Make function to format the keypoint data, fit the PCA model, and store it as a pca.p file in the Keypoint-MoSeq project output directory.

Parameters:

Name	Type	Description	Default
key	dict	PCAPrep Key	required

Raises:

High-Level Logic: 1. Fetch the kpms_project_output_dir from the PCATask table and define its full path. 2. Load the kpms_dj_config file that contains the updated video_dir and bodyparts, and format the keypoint data with the coordinates and confidences scores to be used in the PCA fitting. 3. Fit the PCA model and save it as pca.p file in the output directory. 4.Insert the creation datetime as the pca_fit_time into the table.

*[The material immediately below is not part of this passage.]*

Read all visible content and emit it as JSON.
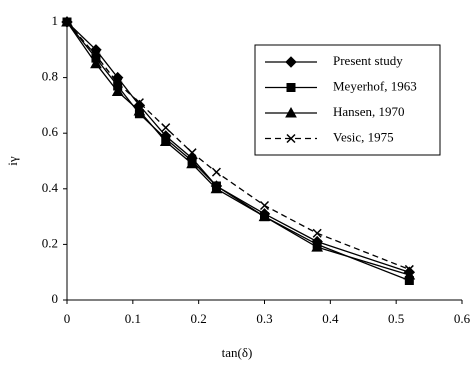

Source code in element_moseq/moseq_train.py

def make(self, key):
    """
    Make function to format the keypoint data, fit the PCA model, and store it as a `pca.p` file in the Keypoint-MoSeq project output directory.

    Args:
        key (dict): `PCAPrep` Key

    Raises:

    High-Level Logic:
    1. Fetch the `kpms_project_output_dir` from the `PCATask` table and define its full path.
    2. Load the `kpms_dj_config` file that contains the updated `video_dir` and bodyparts, \
       and format the keypoint data with the coordinates and confidences scores to be used in the PCA fitting.
    3. Fit the PCA model and save it as `pca.p` file in the output directory.
    4.Insert the creation datetime as the `pca_fit_time` into the table.
    """
    from keypoint_moseq import format_data, fit_pca, save_pca

    kpms_project_output_dir, task_mode = (PCATask & key).fetch1(
        "kpms_project_output_dir", "task_mode"
    )
    kpms_project_output_dir = (
        moseq_infer.get_kpms_processed_data_dir() / kpms_project_output_dir
    )

    kpms_default_config = kpms_reader.load_kpms_dj_config(
        kpms_project_output_dir.as_posix(), check_if_valid=True, build_indexes=True
    )
    coordinates, confidences = (PCAPrep & key).fetch1("coordinates", "confidences")
    data, _ = format_data(
        **kpms_default_config, coordinates=coordinates, confidences=confidences
    )

    if task_mode == "trigger":
        pca = fit_pca(**data, **kpms_default_config)
        save_pca(pca, kpms_project_output_dir.as_posix())
        creation_datetime = datetime.now(timezone.utc)
    else:
        creation_datetime = None

    self.insert1(dict(**key, pca_fit_time=creation_datetime))

LatentDimension

Bases: Imported

Determine the latent dimension as part of the autoregressive hyperparameters (ar_hypparams) for the model fitting. The objective of the analysis is to inform the user about the number of principal components needed to explain a 90% variance threshold. Subsequently, the decision on how many components to utilize for the model fitting is left to the user.

Attributes:

Name	Type	Description
PCAFit	foreign key)	PCAFit Key.
variance_percentage	float)	Variance threshold. Fixed value to 90%.
latent_dimension	int)	Number of principal components required to explain the specified variance.
latent_dim_desc	varchar)	Automated description of the computation result.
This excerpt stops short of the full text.